U.S. History/sergeants land grants or bounty warrents
QUESTION: What could a sergeant in the Virginia Line of infantry done to receive in addition to and as well as his bounty warrent land grant of 200 acres in Kentucky to receive 'for service in the war' another grant of 1120 acres also in Kentucky?
ANSWER: Hi Eric,
The amount of land granted was based on the rank of the soldier and the amount of time served. Veterans had to have served a minimum of three years in the Continental Army or Navy to receive land based on Revolutionary War service. Bonus lands would have been for being a sergeant and possibly for serving beyond the three year minimum. In a few cases, bonus land was promised for those to reenlisted or stayed beyond enlistment at a critical period late in the war. Seeing combat or actual valor in combat was not a consideration for land grants.
I hope this helps!
---------- FOLLOW-UP ----------
QUESTION: Well, Mike,
Everywhere I look I seem to hit the wall. My relative served for three years in the Continental Army of Virginia and was honorably discharged. as far as I can tell, that was the extent of his service, also 1120 acres is alot, don't you think, for a sergeant? I have heard that sometimes ex-soldiers would sell their bounty warrents to others, but this scenario seems a little far fetched too unless there was some other explanation.

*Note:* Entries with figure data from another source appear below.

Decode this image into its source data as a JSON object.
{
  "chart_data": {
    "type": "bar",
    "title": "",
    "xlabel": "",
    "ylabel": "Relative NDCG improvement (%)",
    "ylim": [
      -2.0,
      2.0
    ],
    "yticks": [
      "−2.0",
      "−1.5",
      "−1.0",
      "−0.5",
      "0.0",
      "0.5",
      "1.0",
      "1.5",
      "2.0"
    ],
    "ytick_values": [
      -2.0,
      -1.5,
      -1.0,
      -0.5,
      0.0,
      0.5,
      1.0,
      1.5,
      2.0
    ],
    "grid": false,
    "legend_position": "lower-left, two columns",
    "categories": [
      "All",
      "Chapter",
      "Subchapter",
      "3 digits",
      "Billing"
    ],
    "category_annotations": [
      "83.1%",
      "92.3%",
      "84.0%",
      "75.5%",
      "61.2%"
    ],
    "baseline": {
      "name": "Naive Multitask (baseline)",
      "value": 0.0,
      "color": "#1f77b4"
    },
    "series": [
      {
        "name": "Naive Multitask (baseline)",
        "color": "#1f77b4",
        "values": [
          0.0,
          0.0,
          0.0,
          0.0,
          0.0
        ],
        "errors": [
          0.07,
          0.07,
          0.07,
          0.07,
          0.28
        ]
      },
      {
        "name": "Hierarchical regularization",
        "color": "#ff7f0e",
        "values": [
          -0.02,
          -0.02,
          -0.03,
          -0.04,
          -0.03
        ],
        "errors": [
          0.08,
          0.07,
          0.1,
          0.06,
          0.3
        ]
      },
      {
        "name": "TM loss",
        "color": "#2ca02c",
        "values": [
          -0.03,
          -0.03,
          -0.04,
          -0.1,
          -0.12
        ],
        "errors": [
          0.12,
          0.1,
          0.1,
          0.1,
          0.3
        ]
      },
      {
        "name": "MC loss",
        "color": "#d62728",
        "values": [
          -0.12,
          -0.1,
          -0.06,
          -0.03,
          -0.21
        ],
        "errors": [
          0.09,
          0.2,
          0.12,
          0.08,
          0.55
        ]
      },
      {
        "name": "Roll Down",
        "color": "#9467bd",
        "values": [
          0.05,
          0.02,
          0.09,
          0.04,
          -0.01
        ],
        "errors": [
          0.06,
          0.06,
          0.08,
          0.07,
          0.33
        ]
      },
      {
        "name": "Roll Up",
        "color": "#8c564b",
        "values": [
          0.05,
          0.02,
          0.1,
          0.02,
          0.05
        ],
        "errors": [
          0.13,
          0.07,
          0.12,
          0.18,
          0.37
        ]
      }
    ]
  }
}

Thank you so much for your time and effort, I'll keep looking,
There was a Virginia law passed in 1779 that set aside land for veterans in what is today Kentucky (then it was part of Virginia). Under that law, a non-commissioned officer (which includes sergeant) would receive 200 acres. This is likely the law under which your relative received his land.
It's hard to day why he received the additional land. The most likely reason is that he purchased land bounties from other soldiers. Many soldiers were unsure they would ever get the land or did not want to move west, so one could often purchase bounties rather cheaply.